I also browsed the White House News releases for March 2008 page, because it appeared that similar information had migrated to various “Fact Sheets.” Indeed, the text paragraph is in the March 7, 2008 Fact Sheet: Taking Responsible Action to Keep Our Economy Growing. I was not able to find a link to the animations, however.
This brings me to the question: “Can we identify or verify or prevent government website scrubbing?” My own tentative conclusions are:
- We cannot prevent the government from changing its own websites, so we cannot prevent “scrubbing.”
- We can verify that a site has changed, but currently our tools are limited to a) commercial web crawlers (like google, MSN and Internet Archive, and b) individuals who regularly monitor websites, and c) web crawlers created by libraries using their own tools or those provided by others (such as Archive-it).

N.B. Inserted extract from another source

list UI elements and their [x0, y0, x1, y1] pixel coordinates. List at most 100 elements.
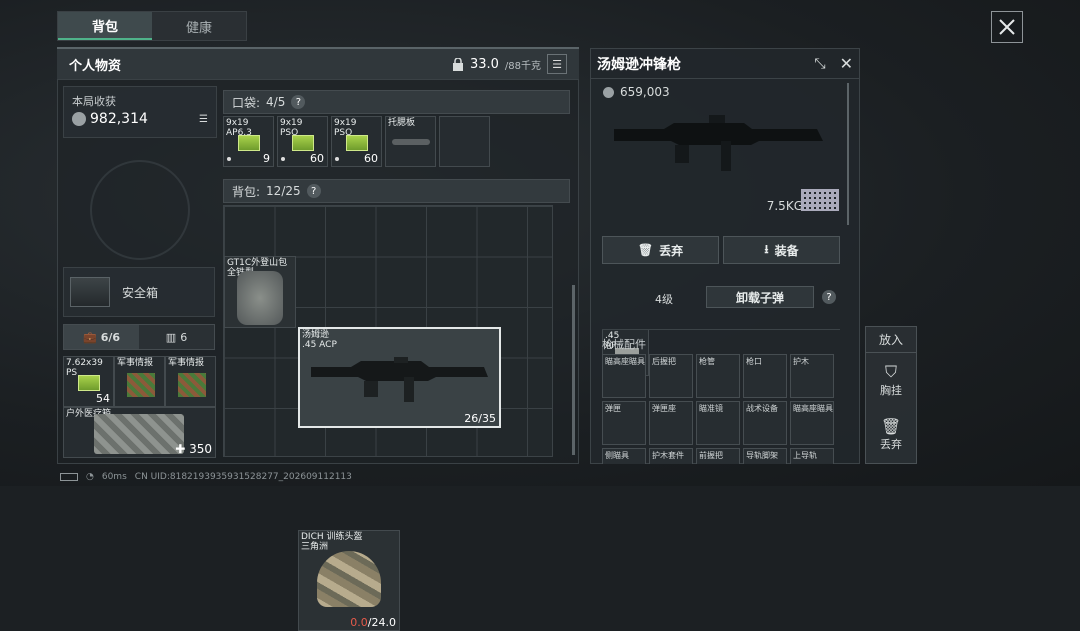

- While tools exist to monitor changes in a web site (e.g., Change Detection), I don’t believe that we can use these to look for significant (e.g., loss-of-information) alterations.
What conclusions can we draw from all this? Since we do not know how commercial indexers such as Google and MSN work and what their criteria are and since they do not have preservation as a mission, we can hardly rely on them. While this particular example may be trivial in itself, it demonstrates that government information in the digital age, the “e-government” age, is volatile and fragile and that we do not have a system in place that is as reliable for digital content as the FDLP libraries were for non-digital content. While it is hard to imagine a system that would be robust enough to catch every single digital bit of government information from every agency for all time, it is possible to imagine a system that would capture much more than we do now.

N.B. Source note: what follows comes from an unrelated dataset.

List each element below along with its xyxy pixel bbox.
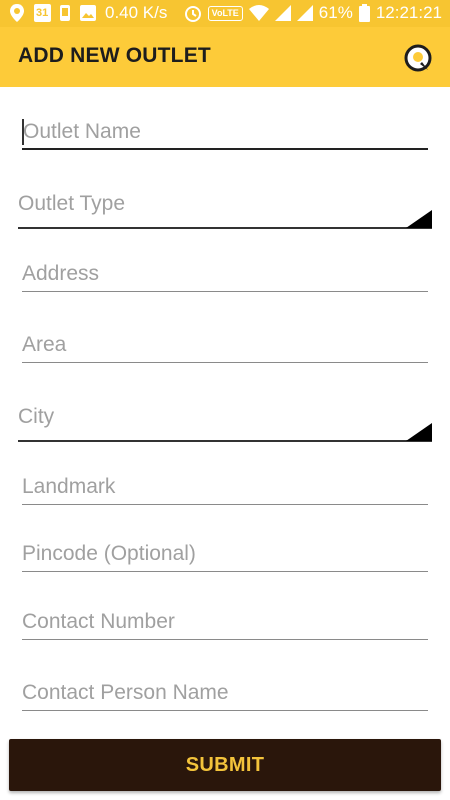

That leads me to a conclusion that we at FGI have long advocated: Libraries should be building collections of digital government information and GPO should facilitate this by depositing government information in FDLP libraries. If libraries created collections that could be text-mined by scholars and researchers, it would be possible to better audit, analyze, and preserve government information and make it more difficult for information to be scrubbed without being discovered and exposed. Indeed, it would remove, to some extent, the motivation to “scrub” if it was well know that the information was preserved and easily discoverable.
The question we should be asking ourselves is: How much are we losing every day? The task is too big for any one library or any one government agency (i.e., GPO). And it is not a task that commercial entities like Google and MSN are likely to take on.